Other features include high-speed image processing (provided by new one-chip system LSI) and a top shutter speed of 1/4,000 sec. and flash sync speed up to 1/180 sec. The D-100 also features the F-80’s On-Demand Grid Lines and supports an array of Custom Settings, selectable via the LCD monitor.

Three colour modes – including the popular sRGB and Adobe RGB – are provided, allowing photographers to fine-tune image capture parameters to the working space on their PCs. In addition, 3D Digital Matrix Image Control includes a new image-processing algorithm that delivers faithful colour reproduction with smooth tonal gradations.

The D-100 body weighs only 700 g and comes with a plug-and-play USB 1.1 interface for quick computer connection and is uses Type I and II CompactFlash memory cards plus microdrive storage.

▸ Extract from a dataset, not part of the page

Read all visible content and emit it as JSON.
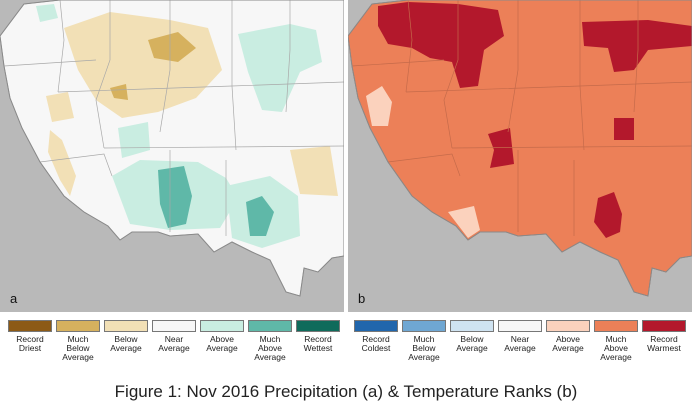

The Nikon D-100 is expected to go on sale mid-year. Pricing had not been determined when we went to press. Visit for further information.


The Sigma SD9 is the first digital camera to feature the Foveon X3 3.43 megapixel image sensor (see pages 16 and 17 for details) and offers a maximum image file size of 2268 x 1512 pixels. The camera body weighs just over 800 g (without batteries) and accepts Sigma SA mount lenses. The lens multiplier is 1.7x.

Features include P/A/S/M shooting modes plus three metering options: 8-Segment evaluative, center-weighted average metering and centered. Shutter speeds range from 30 to 1/6000 second with flash synch at 1/180 sec.

Image data is stored on a Compact Flash Type II card. Microdrive support is also provided. Sensitivity ranges from ISO 100 to ISO 400 and exposure compensation ranges from +3 EV to – 3 EV in 0.5 EV steps. Auto-bracketing is available over the same exposure range.

Five white balance pre-sets are provided, along with auto and manual settings. No image parameter adjustments are available. The SD9 is fitted with both Firewire (IEEE 1394) and USB 1.1 interfaces to facilitate downloading images to a PC.